На портрете г-н де Бальзак изображен в позе, выражающей спокойствие и силу: он окутан широкими складками рясы, руки скрещены на груди, шея открыта, взгляд прямой и твердый. Падающий сверху свет зажигает шелковистые блики у основания лба и бросает живые отсветы на шишки энергии и юмора, весьма развитые у г-на де Бальзака; черные волосы, тоже освещенные и в бликах, сияющими струями стекают с висков и придают удивительную одухотворенность всей верхней части головы; глаза, погруженные в золотистую тень, с рыжими зрачками на влажных и голубых, как у ребенка, белках смотрят удивительно острым взглядом; нос, очерченный резкими и неровными гранями, сильно и страстно дышит через широкие красные ноздри; чувственные полные (особенно нижняя) губы улыбаются раблезианской улыбкой под сенью усов гораздо более светлого оттенка, нежели волосы; волевой приподнятый подбородок соединен с шеей выпуклой плотной складкой кожи, похожей на подгрудок молодого быка. Шея на редкость сильная, как у атлета; на полных округлых щеках играет румянец могучего здоровья, и вся его плоть сияет самым радостным, самым успокоительным глянцем.

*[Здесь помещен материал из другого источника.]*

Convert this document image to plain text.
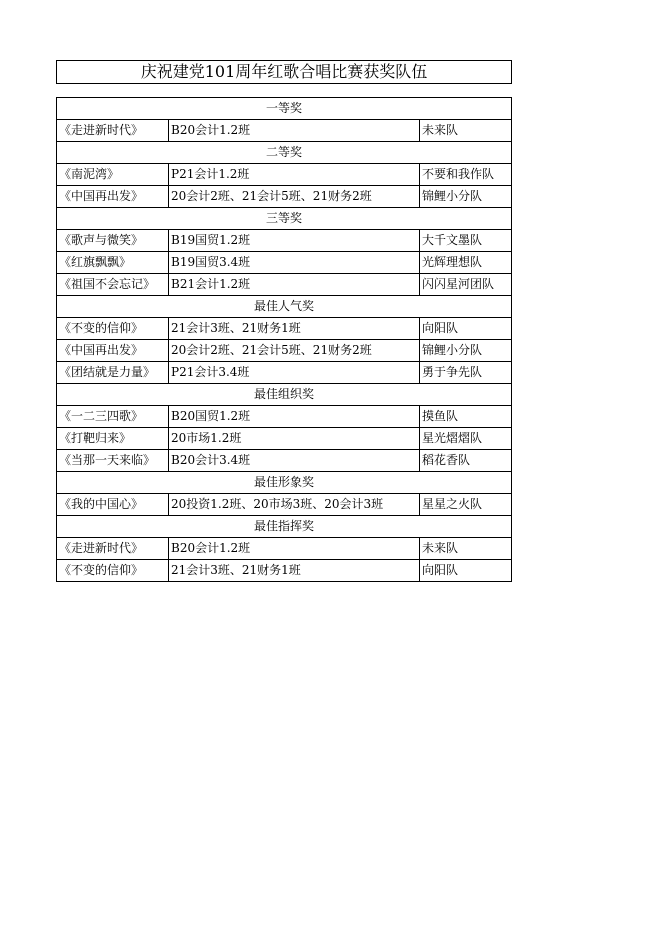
庆祝建党101周年红歌合唱比赛获奖队伍
一等奖		
《走进新时代》	B20会计1.2班	未来队
二等奖		
《南泥湾》	P21会计1.2班	不要和我作队
《中国再出发》	20会计2班、21会计5班、21财务2班	锦鲤小分队
三等奖		
《歌声与微笑》	B19国贸1.2班	大千文墨队
《红旗飘飘》	B19国贸3.4班	光辉理想队
《祖国不会忘记》	B21会计1.2班	闪闪星河团队
最佳人气奖		
《不变的信仰》	21会计3班、21财务1班	向阳队
《中国再出发》	20会计2班、21会计5班、21财务2班	锦鲤小分队
《团结就是力量》	P21会计3.4班	勇于争先队
最佳组织奖		
《一二三四歌》	B20国贸1.2班	摸鱼队
《打靶归来》	20市场1.2班	星光熠熠队
《当那一天来临》	B20会计3.4班	稻花香队
最佳形象奖		
《我的中国心》	20投资1.2班、20市场3班、20会计3班	星星之火队
最佳指挥奖		
《走进新时代》	B20会计1.2班	未来队
《不变的信仰》	21会计3班、21财务1班	向阳队
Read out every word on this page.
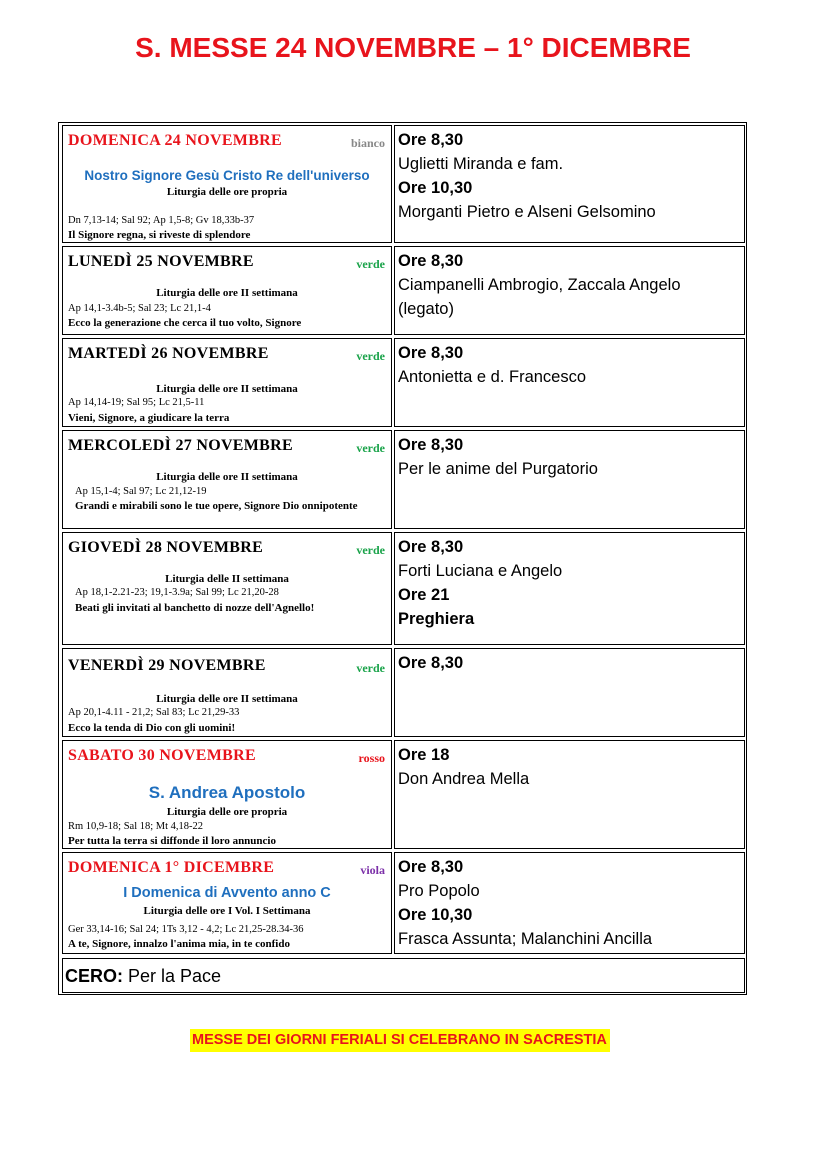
S. MESSE 24 NOVEMBRE – 1° DICEMBRE
DOMENICA 24 NOVEMBRE	bianco
Nostro Signore Gesù Cristo Re dell'universo
Liturgia delle ore propria
Dn 7,13-14; Sal 92; Ap 1,5-8; Gv 18,33b-37
Il Signore regna, si riveste di splendore
Ore 8,30
Uglietti Miranda e fam.
Ore 10,30
Morganti Pietro e Alseni Gelsomino
LUNEDÌ 25 NOVEMBRE	verde
Liturgia delle ore II settimana
Ap 14,1-3.4b-5; Sal 23; Lc 21,1-4
Ecco la generazione che cerca il tuo volto, Signore
Ore 8,30
Ciampanelli Ambrogio, Zaccala Angelo (legato)
MARTEDÌ 26 NOVEMBRE	verde
Liturgia delle ore II settimana
Ap 14,14-19; Sal 95; Lc 21,5-11
Vieni, Signore, a giudicare la terra
Ore 8,30
Antonietta e d. Francesco
MERCOLEDÌ 27 NOVEMBRE	verde
Liturgia delle ore II settimana
Ap 15,1-4; Sal 97; Lc 21,12-19
Grandi e mirabili sono le tue opere, Signore Dio onnipotente
Ore 8,30
Per le anime del Purgatorio
GIOVEDÌ 28 NOVEMBRE	verde
Liturgia delle II settimana
Ap 18,1-2.21-23; 19,1-3.9a; Sal 99; Lc 21,20-28
Beati gli invitati al banchetto di nozze dell'Agnello!
Ore 8,30
Forti Luciana e Angelo
Ore 21
Preghiera
VENERDÌ 29 NOVEMBRE	verde
Liturgia delle ore II settimana
Ap 20,1-4.11 - 21,2; Sal 83; Lc 21,29-33
Ecco la tenda di Dio con gli uomini!
Ore 8,30
SABATO 30 NOVEMBRE	rosso
S. Andrea Apostolo
Liturgia delle ore propria
Rm 10,9-18; Sal 18; Mt 4,18-22
Per tutta la terra si diffonde il loro annuncio
Ore 18
Don Andrea Mella
DOMENICA 1° DICEMBRE	viola
I Domenica di Avvento anno C
Liturgia delle ore I Vol. I Settimana
Ger 33,14-16; Sal 24; 1Ts 3,12 - 4,2; Lc 21,25-28.34-36
A te, Signore, innalzo l'anima mia, in te confido
Ore 8,30
Pro Popolo
Ore 10,30
Frasca Assunta; Malanchini Ancilla
CERO: Per la Pace
MESSE DEI GIORNI FERIALI SI CELEBRANO IN SACRESTIA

В этой голове монаха и вояки каким-то поразительным образом смешаны вдумчивость и благодушие, решительность и увлеченность; здесь в странной гармонии сливаются мыслитель и жизнелюбец. Наденьте на эту широкую грудь кирасу, и вы получите одного из тех грубых немецких ландскнехтов в высоких сапогах, которых с такою увлеченностью писал Терборх. В рясе – это Жан Зубодробитель; а все же не забывайте, что его глаза озаряют всю эту полноту и добродушие огненным львиным взглядом, который придает кажущейся фламандской непринужденности совсем иной смысл. Такой человек может отдать дань всем излишествам застолья и всем радостям труда. Уже не удивляешься громадному количеству томов, опубликованных им за столь короткий срок. Эта невероятная работа не оставила ни следа усталости на его крепких щеках, покрытых пятнистым румянцем, и на его широком белом лбу. Гигантское творение, которое раздавило бы своею тяжестью полдюжины обыкновенных писателей, составляет едва ли третью часть того монумента, который он намеревался воздвигнуть.

Жан Гужон взял бы это лицо в качестве модели для маски смеха.

Это описание, возможно, противоречит идеальному образу Бальзака, какой создали для себя многие читатели на основании его произведений. Есть немало людей, которые не могут вообразить себе знаменитых писателей иначе как тощими, желтыми, с длинными черными кудрями; я и сам разделял когда-то такие наивные представления, хотя ныне их отвергаю; согласен, что так оно и должно было бы быть, но все же мое описание отличается самой скрупулезной точностью{599}.

Приложение 4А. Неттман[189]Из книги «История французской литературы при Июльской монархии»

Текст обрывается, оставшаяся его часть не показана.